Title: Charting the Landscape of Neuro-symbolic Reasoners
Speakers: Xuelong An
In the first half of my presentation, I want to share an ongoing work on building a comprehensive benchmark to empirically assess the plethora of neuro-symbolic models. We note that in recent years, interest over this family of models is growing, evidenced by the constant influx of novel methods and benchmarks to test their robust generalization and reasoning capabilities. However, much of the successes reported by neuro-symbolic methods over assessed datasets are often disparate with respect to one another. There lacks a unified, comprehensive test to assess the panorama of neuro-symbolic models. To design such benchmark, we survey the current landscape of neuro-symbolic architectures and benchmarks. From this, we propose a general taxonomy for classifying current and future neuro-symbolic models and reasoning benchmarks, which helps us understand how they relate to each other. Henceforth, we propose SaSSY-CLEVR, a heterogeneous benchmark suite which can serve as a common testing ground for different neuro-symbolic reasoners to compare their strengths and limitations.

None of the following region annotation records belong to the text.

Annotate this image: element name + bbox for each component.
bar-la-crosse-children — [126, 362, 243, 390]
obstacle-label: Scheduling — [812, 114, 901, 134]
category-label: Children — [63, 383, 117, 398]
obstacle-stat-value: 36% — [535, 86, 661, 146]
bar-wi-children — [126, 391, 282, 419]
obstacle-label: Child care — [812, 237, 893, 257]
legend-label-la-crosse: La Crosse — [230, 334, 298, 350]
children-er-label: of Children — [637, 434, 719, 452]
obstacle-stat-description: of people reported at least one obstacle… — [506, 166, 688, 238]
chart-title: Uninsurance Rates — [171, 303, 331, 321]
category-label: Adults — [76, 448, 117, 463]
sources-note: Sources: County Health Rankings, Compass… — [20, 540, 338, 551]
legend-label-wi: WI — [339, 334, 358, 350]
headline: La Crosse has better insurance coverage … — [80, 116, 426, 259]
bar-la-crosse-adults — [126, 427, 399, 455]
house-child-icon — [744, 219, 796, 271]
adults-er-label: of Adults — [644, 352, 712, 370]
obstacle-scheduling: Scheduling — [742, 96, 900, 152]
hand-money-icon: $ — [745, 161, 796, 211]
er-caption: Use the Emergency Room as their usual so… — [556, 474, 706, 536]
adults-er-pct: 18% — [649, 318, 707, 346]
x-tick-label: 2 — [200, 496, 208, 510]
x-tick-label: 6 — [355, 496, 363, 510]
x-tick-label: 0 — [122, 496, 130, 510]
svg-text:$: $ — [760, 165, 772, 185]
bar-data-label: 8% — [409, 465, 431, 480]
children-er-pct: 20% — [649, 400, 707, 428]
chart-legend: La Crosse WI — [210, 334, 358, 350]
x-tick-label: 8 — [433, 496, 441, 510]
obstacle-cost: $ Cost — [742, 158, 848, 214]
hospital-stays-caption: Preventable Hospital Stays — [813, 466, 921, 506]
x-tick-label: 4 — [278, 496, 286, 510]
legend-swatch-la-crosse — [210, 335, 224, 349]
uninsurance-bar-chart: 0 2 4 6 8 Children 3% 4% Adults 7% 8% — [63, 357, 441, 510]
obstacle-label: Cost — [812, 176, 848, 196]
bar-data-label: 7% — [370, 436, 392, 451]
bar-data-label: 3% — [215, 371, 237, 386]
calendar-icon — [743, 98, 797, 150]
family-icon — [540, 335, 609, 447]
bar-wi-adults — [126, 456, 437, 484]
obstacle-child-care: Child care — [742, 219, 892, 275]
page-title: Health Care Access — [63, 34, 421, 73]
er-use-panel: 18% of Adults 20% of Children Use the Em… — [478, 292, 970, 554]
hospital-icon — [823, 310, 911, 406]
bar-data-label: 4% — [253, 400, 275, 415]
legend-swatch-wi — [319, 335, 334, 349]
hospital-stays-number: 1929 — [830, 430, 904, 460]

If time allows, in the second half of my presentation, I will share a series of experiments to assess NeSy models on CLEVR-Hans3, which test for the ability of object-centric reasoning adopted in SaSSY-CLEVR. In our study, we expand on work done by Stammer et. al (2021), where we test the robustness of a traditional convolutional neural networks (CNN) and Neuro-Symbolic (NeSy) architectures comprising of a Slot Attention and a Set Transformer component. We evaluate different NeSy variants by comparing their classification accuracy after fine-tuning them to a modified version of the CLEVR-Hans3 dataset containing four different kinds of data complications. We find that models using the pretrained Slot Attention maintained good classification performance across data complications, indicating that the object-centric representations built by this perceptual component are crucial for model robustness. We also find that a Slot Attention with fully connected layers, instead of a Set Transformer, had the best overall performance, underscoring the importance of controlled comparisons.